Security of the host OS. A multifactorial authentication system is implemented for administrative access to the host's management. If an employee no longer needs such access, his account is canceled.

Guest OS security. Support for security here lies entirely on the development team, as the provider does not have access to both the instances and guest operating systems that are installed on them. It is, in fact, a benefit in the context of application security (provider cannot get the customer's data) but also creates potential vulnerabilities for attacks. Configuration errors can give attackers access to applications, data, and even entire virtual machines.

Firewall. By default, all firewall ports are closed. This means that the customer himself must open the ports for incoming traffic. Amazon provides the ability to split the levels of access groups (called Security Groups).

API access. API calls to start or interrupt instances, change firewall settings, and other functions are signed by a secret key (the Amazon Secret Access Key). Access to an API is impossible without it. In addition, the API calls are encrypted using a cryptographic SSL protocol.

Windows Azure
Although Microsoft offered Windows Azure only as platform-as-a-service (PaaS) in the past, the company recently introduced a series of updates to position Azure as a full-fledged cloud infrastructure on which to run applications on Windows Server and Linux.
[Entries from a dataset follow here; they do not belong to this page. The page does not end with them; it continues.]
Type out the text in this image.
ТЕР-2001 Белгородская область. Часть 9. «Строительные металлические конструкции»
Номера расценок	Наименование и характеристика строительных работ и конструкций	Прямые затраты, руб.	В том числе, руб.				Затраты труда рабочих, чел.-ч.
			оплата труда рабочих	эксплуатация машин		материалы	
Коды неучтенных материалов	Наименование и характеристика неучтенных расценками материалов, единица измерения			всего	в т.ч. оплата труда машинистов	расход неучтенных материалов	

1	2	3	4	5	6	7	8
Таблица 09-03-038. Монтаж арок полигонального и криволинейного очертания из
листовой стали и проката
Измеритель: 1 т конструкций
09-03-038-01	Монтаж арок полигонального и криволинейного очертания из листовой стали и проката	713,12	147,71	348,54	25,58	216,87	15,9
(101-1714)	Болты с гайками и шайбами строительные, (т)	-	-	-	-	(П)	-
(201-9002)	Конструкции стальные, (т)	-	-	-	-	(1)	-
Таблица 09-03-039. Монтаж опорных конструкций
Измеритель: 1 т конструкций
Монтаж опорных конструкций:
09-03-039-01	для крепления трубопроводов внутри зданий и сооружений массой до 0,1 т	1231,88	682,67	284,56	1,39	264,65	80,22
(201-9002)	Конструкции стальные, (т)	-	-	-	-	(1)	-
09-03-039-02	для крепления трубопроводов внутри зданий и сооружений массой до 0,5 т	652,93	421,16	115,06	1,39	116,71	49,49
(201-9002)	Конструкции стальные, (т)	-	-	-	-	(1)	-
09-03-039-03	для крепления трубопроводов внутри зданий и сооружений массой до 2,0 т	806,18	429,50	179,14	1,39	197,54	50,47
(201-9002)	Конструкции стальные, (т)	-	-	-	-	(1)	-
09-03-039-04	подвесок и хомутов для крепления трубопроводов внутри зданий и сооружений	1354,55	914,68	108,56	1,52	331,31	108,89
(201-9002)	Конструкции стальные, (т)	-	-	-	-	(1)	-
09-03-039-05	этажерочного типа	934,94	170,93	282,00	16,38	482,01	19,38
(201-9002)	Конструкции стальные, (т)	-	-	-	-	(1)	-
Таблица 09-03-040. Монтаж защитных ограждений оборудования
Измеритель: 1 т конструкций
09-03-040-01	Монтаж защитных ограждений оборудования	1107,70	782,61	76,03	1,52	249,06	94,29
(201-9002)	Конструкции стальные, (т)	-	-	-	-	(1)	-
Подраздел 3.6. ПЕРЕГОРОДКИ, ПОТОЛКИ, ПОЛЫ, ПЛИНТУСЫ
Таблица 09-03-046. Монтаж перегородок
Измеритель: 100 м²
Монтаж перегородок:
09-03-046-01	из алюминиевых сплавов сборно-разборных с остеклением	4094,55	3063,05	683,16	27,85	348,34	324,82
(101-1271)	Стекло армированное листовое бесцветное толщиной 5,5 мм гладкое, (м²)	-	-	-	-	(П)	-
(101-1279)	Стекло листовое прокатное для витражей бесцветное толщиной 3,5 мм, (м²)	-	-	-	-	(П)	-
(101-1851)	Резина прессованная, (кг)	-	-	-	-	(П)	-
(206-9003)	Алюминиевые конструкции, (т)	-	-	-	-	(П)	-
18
Our independent performance testing has shown that Windows Azure is ahead of its competitors, thereby strengthening its position. The following is included in the Azure security package:

Mutual SSL authentication. All internal traffic is sent in encrypted form, which prevents information outflow, even if it is intercepted.

Management of certificates and private keys. Certificates and keys are generated by a separate mechanism, which is not available from the application code. They are encrypted and stored in a secret repository. Additional password protection is available.

Principle of minimal privilege. Custom applications run on virtual machines with minimal rights. This complicates any kind of attack, because their implementation would require escalation of privileges.

Data access control. Each client's account generates a secret key that provides access to the vault tied to their account.

Isolation of hypervisor, host OS, and guest virtual machines. Isolating client virtual machines is critical for sharing disk space safely. The hypervisor and the root OS are responsible for the isolation of guest virtual machines.

Packet filtering. The hypervisor and the root OS filter unsafe packet traffic.

VLAN isolation. Internal data transfer is organized so that all traffic is verified by the router when moving from one network to another. That prevents receipt of external traffic in the internal network infrastructure.

Removal of outdated data. After the removal of data, the platform checks and removes all references to the purified resource. All copies are also erased by means of scavengers.

It is apparent that the security mechanisms offered by these providers are aimed at protecting domestic architectures, including hardware and client virtual machines. And this is natural, since it is important for the provider to prevent further attacks in case of illegal capture of a virtual machine (e.g., access to the root operating system, unauthorized listening of client machine traffic, or obtaining information stored on disk).